Такая жизнь могла вымотать кого угодно. И в конце концов Пиретта стала ею тяготиться. Ей опротивело все: и выходы на подиум, и появление на экранах, и мужчины. Богатые мужчины, обаятельные мужчины, талантливые мужчины – все, кого влек и в то же время держал на дистанции ослепительный блеск ее красоты. Пиретта искала новых впечатлений – и в конце концов их нашла.
Меня удивляло, зачем она мне все это рaссказывает. К тому времени я уже твердо решил, что та жизнь, которую я страстно желал вернуть, здесь – в ней. Я начал жить заново – и это случилось так быстро, так внезапно, что причиной тому могла быть только она. Ее присутствие.
В конце концов, какие бы совершенства ни отличали Пиретту как знаменитую на весь мир манекенщицу, она и сейчас, несмотря на некоторую изможденность, оставалась прелестной слепой женщиной – причем совершенно без возраста. Хоть белый больничный халат и скрывал линии ее фигуры, он не мог скрыть ее притягательного обаяния, и я… я снова жил!
Я влюбился!
А рассказ все продолжался:
– После приключений в компании профессиональных горнолыжников и в колонии художников на Огненной Земле Пиретта вернулась в город – и принялась искать новых и все более необычных переживаний.

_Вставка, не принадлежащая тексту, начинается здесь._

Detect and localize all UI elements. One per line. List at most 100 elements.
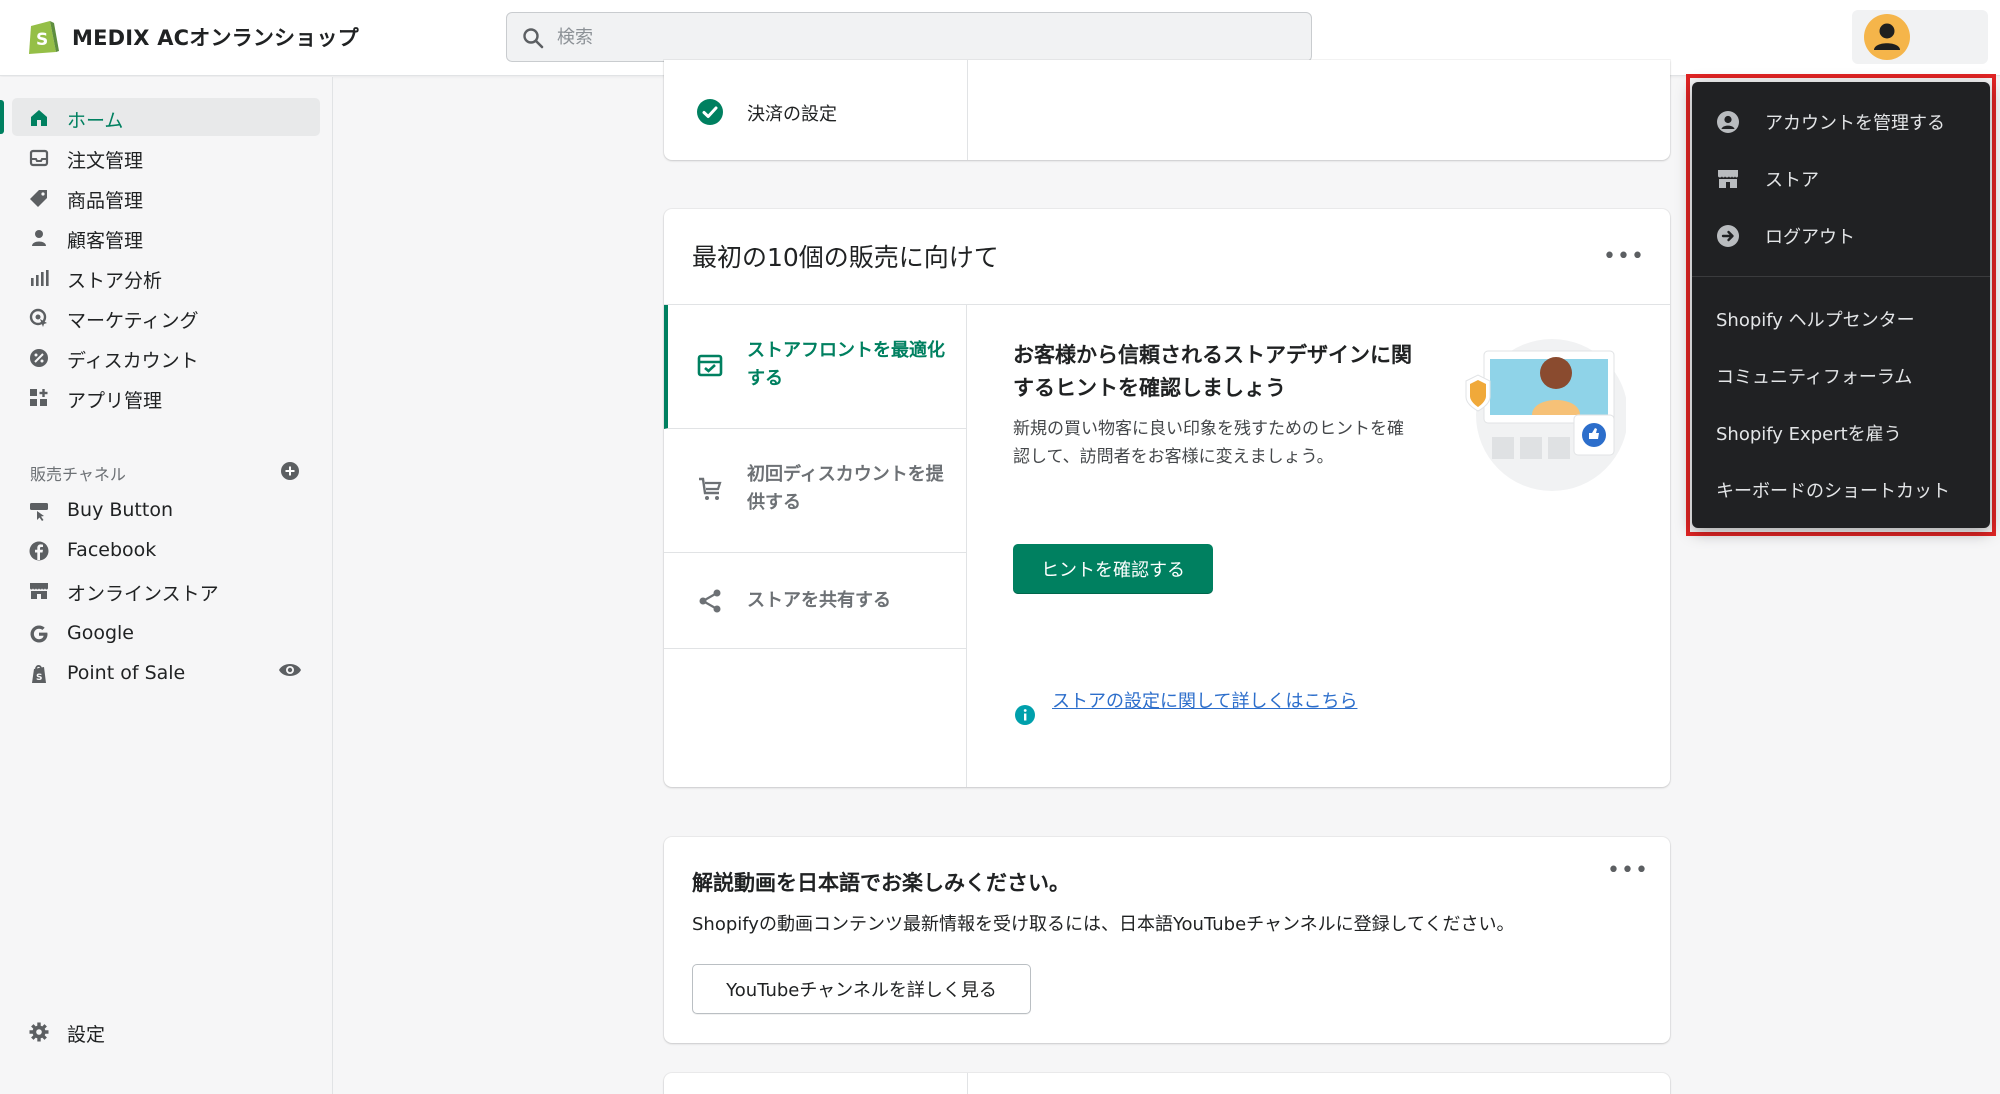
channel-label: Google bbox=[67, 622, 135, 644]
user-icon bbox=[1874, 23, 1900, 50]
logout-icon bbox=[1717, 225, 1739, 247]
sidebar-item-label: 顧客管理 bbox=[67, 230, 144, 252]
sidebar-item-marketing[interactable]: マーケティング bbox=[12, 298, 320, 336]
setup-card: 決済の設定 bbox=[664, 60, 1670, 160]
tag-icon bbox=[30, 190, 47, 207]
menu-item-label: Shopify ヘルプセンター bbox=[1716, 310, 1915, 331]
gear-icon bbox=[29, 1022, 49, 1042]
menu-item-logout[interactable]: ログアウト bbox=[1692, 209, 1990, 261]
analytics-icon bbox=[31, 270, 49, 286]
task-tabs: ストアフロントを最適化する 初回ディスカウントを提供する ストアを共有する bbox=[664, 305, 967, 787]
channel-online-store[interactable]: オンラインストア bbox=[12, 571, 320, 609]
youtube-channel-button[interactable]: YouTubeチャンネルを詳しく見る bbox=[692, 964, 1031, 1014]
account-icon bbox=[1717, 111, 1739, 133]
channel-buy-button[interactable]: Buy Button bbox=[12, 491, 320, 529]
tip-body: 新規の買い物客に良い印象を残すためのヒントを確認して、訪問者をお客様に変えましょ… bbox=[1013, 419, 1404, 467]
divider bbox=[967, 60, 968, 160]
sidebar-item-products[interactable]: 商品管理 bbox=[12, 178, 320, 216]
storefront-illustration bbox=[1465, 339, 1626, 491]
info-icon bbox=[1015, 705, 1035, 725]
sidebar-item-customers[interactable]: 顧客管理 bbox=[12, 218, 320, 256]
tip-title: お客様から信頼されるストアデザインに関するヒントを確認しましょう bbox=[1013, 343, 1412, 400]
sidebar-item-label: 注文管理 bbox=[67, 150, 144, 172]
channel-label: オンラインストア bbox=[67, 583, 219, 605]
more-actions-button[interactable]: ••• bbox=[1603, 241, 1644, 271]
customer-icon bbox=[32, 230, 46, 246]
channel-google[interactable]: Google bbox=[12, 614, 320, 652]
menu-item-label: アカウントを管理する bbox=[1765, 113, 1945, 134]
video-card: 解説動画を日本語でお楽しみください。 ••• Shopifyの動画コンテンツ最新… bbox=[664, 837, 1670, 1043]
account-dropdown-menu: アカウントを管理する ストア ログアウト Shopify ヘルプセンター コミュ… bbox=[1692, 82, 1990, 528]
tab-optimize-storefront[interactable]: ストアフロントを最適化する bbox=[664, 305, 967, 429]
search-input[interactable] bbox=[557, 13, 1297, 61]
menu-item-manage-account[interactable]: アカウントを管理する bbox=[1692, 95, 1990, 147]
sidebar-item-apps[interactable]: アプリ管理 bbox=[12, 378, 320, 416]
svg-text:S: S bbox=[36, 30, 48, 50]
svg-text:S: S bbox=[36, 673, 42, 683]
storefront-check-icon bbox=[697, 354, 723, 377]
tab-label: ストアを共有する bbox=[747, 590, 891, 611]
card-title: 解説動画を日本語でお楽しみください。 bbox=[692, 871, 1070, 895]
add-channel-icon[interactable] bbox=[280, 461, 300, 481]
discount-cart-icon bbox=[699, 477, 722, 500]
facebook-icon bbox=[29, 541, 49, 561]
search-icon bbox=[523, 28, 544, 49]
menu-item-label: ログアウト bbox=[1765, 227, 1855, 248]
sidebar-item-label: ホーム bbox=[67, 110, 124, 132]
sidebar-item-discounts[interactable]: ディスカウント bbox=[12, 338, 320, 376]
sidebar: ホーム 注文管理 商品管理 顧客管理 ストア分析 マーケティング ディスカウント… bbox=[0, 77, 333, 1094]
orders-icon bbox=[29, 149, 49, 167]
divider bbox=[967, 1073, 968, 1094]
sidebar-item-settings[interactable]: 設定 bbox=[12, 1012, 320, 1050]
menu-item-hire-expert[interactable]: Shopify Expertを雇う bbox=[1692, 406, 1990, 458]
menu-item-label: コミュニティフォーラム bbox=[1716, 367, 1913, 388]
tab-label: 初回ディスカウントを提供する bbox=[747, 464, 944, 513]
menu-item-label: Shopify Expertを雇う bbox=[1716, 424, 1902, 445]
card-body: Shopifyの動画コンテンツ最新情報を受け取るには、日本語YouTubeチャン… bbox=[692, 914, 1515, 935]
menu-divider bbox=[1692, 276, 1990, 277]
tab-label: ストアフロントを最適化する bbox=[747, 340, 945, 389]
home-icon bbox=[31, 110, 47, 126]
tab-share-store[interactable]: ストアを共有する bbox=[664, 553, 967, 649]
more-actions-button[interactable]: ••• bbox=[1607, 855, 1648, 885]
sidebar-item-label: 商品管理 bbox=[67, 190, 144, 212]
marketing-icon bbox=[29, 308, 47, 327]
store-icon bbox=[1718, 170, 1738, 188]
sidebar-item-analytics[interactable]: ストア分析 bbox=[12, 258, 320, 296]
search-bar[interactable] bbox=[506, 12, 1312, 62]
menu-item-label: ストア bbox=[1765, 170, 1819, 191]
first-sales-card: 最初の10個の販売に向けて ••• ストアフロントを最適化する 初回ディスカウン… bbox=[664, 209, 1670, 787]
menu-item-store[interactable]: ストア bbox=[1692, 152, 1990, 204]
sidebar-item-label: ストア分析 bbox=[67, 270, 163, 292]
shopify-logo-icon[interactable]: S bbox=[26, 16, 60, 56]
menu-item-help-center[interactable]: Shopify ヘルプセンター bbox=[1692, 292, 1990, 344]
channel-label: Buy Button bbox=[67, 499, 174, 521]
channel-point-of-sale[interactable]: S Point of Sale bbox=[12, 654, 320, 692]
apps-icon bbox=[30, 389, 48, 406]
sales-channels-title: 販売チャネル bbox=[30, 465, 126, 484]
menu-item-label: キーボードのショートカット bbox=[1716, 481, 1950, 502]
sidebar-item-orders[interactable]: 注文管理 bbox=[12, 138, 320, 176]
sidebar-item-label: 設定 bbox=[67, 1024, 106, 1046]
view-tips-button[interactable]: ヒントを確認する bbox=[1013, 544, 1213, 594]
channel-facebook[interactable]: Facebook bbox=[12, 531, 320, 569]
share-icon bbox=[699, 589, 721, 613]
sidebar-item-label: アプリ管理 bbox=[67, 390, 163, 412]
learn-more-link[interactable]: ストアの設定に関して詳しくはこちら bbox=[1052, 688, 1382, 716]
next-card bbox=[664, 1073, 1670, 1094]
discount-icon bbox=[30, 349, 48, 367]
sidebar-item-label: マーケティング bbox=[67, 310, 199, 332]
channel-label: Point of Sale bbox=[67, 662, 186, 684]
account-menu-button[interactable] bbox=[1852, 10, 1988, 64]
buy-button-icon bbox=[30, 503, 48, 521]
avatar[interactable] bbox=[1864, 14, 1910, 60]
channel-label: Facebook bbox=[67, 539, 157, 561]
online-store-icon bbox=[30, 583, 48, 599]
menu-item-keyboard-shortcuts[interactable]: キーボードのショートカット bbox=[1692, 463, 1990, 515]
menu-item-community-forum[interactable]: コミュニティフォーラム bbox=[1692, 349, 1990, 401]
sidebar-item-label: ディスカウント bbox=[67, 350, 199, 372]
store-name[interactable]: MEDIX ACオンランショップ bbox=[72, 22, 359, 52]
payment-setup-label[interactable]: 決済の設定 bbox=[747, 100, 837, 126]
sidebar-item-home[interactable]: ホーム bbox=[0, 98, 320, 136]
tab-first-discount[interactable]: 初回ディスカウントを提供する bbox=[664, 429, 967, 553]
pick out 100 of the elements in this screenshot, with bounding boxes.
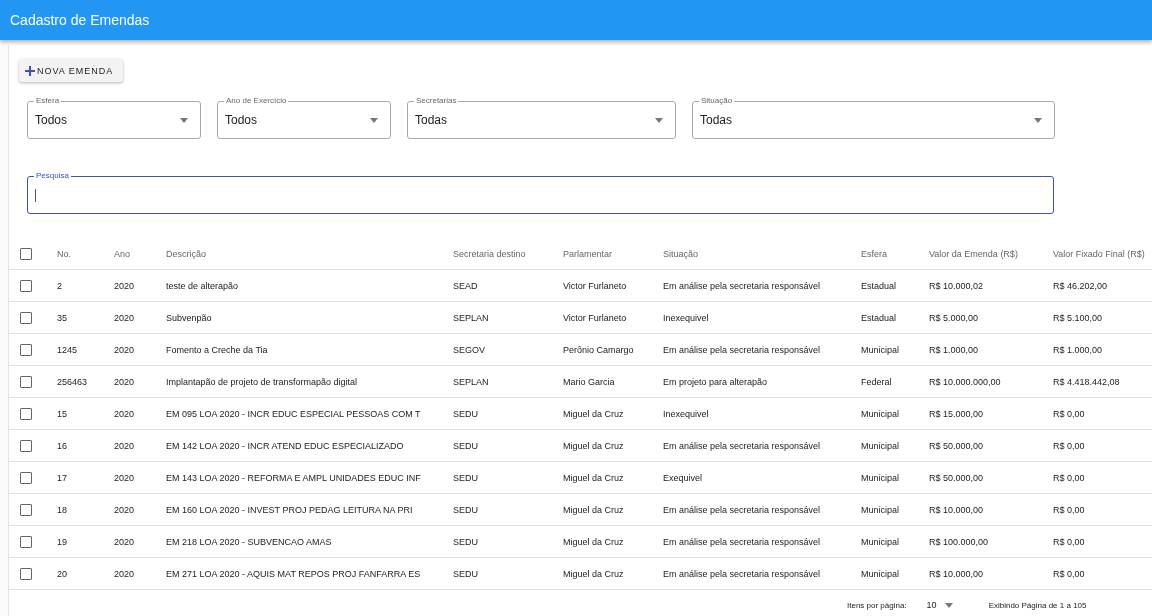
table-cell-text: SEGOV	[453, 344, 486, 355]
row-checkbox[interactable]	[20, 567, 32, 580]
table-cell-text: Miguel da Cruz	[563, 472, 625, 483]
table-cell-text: R$ 10.000,00	[929, 568, 985, 579]
table-cell-text: teste de alterapão	[166, 280, 240, 291]
row-checkbox[interactable]	[20, 343, 32, 356]
table-cell-text: 18	[57, 504, 68, 515]
table-cell-text: EM 218 LOA 2020 - SUBVENCAO AMAS	[166, 536, 333, 547]
table-cell-text: Miguel da Cruz	[563, 408, 625, 419]
table-cell-text: SEDU	[453, 568, 479, 579]
page-range-text: Exibindo Página de 1 a 105	[988, 600, 1087, 610]
table-cell-text: 2020	[114, 568, 136, 579]
table-cell-text: Miguel da Cruz	[563, 536, 625, 547]
table-cell-text: R$ 0,00	[1053, 536, 1086, 547]
row-checkbox[interactable]	[20, 279, 32, 292]
column-header[interactable]: Esfera	[861, 249, 929, 259]
table-cell-text: 2	[57, 280, 63, 291]
field-label: Secretarias	[414, 96, 459, 106]
table-cell-text: SEDU	[453, 504, 479, 515]
table-cell-text: EM 095 LOA 2020 - INCR EDUC ESPECIAL PESSOAS COM T	[166, 408, 422, 419]
select-all-checkbox[interactable]	[20, 248, 32, 260]
dropdown-arrow-icon	[655, 117, 663, 123]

В конце концов она нашла Людей Ока. Люди эти составляли крайне экзотическую религиозную секту. Пиретте показалось, что именно этого она с самого рождения и искала. Она не раздумывая примкнула к ним, поклоняясь в рассветные часы их многоокому идолу и живя на полную катушку.
Пути Людей Ока были темны, а дела не всегда чисты.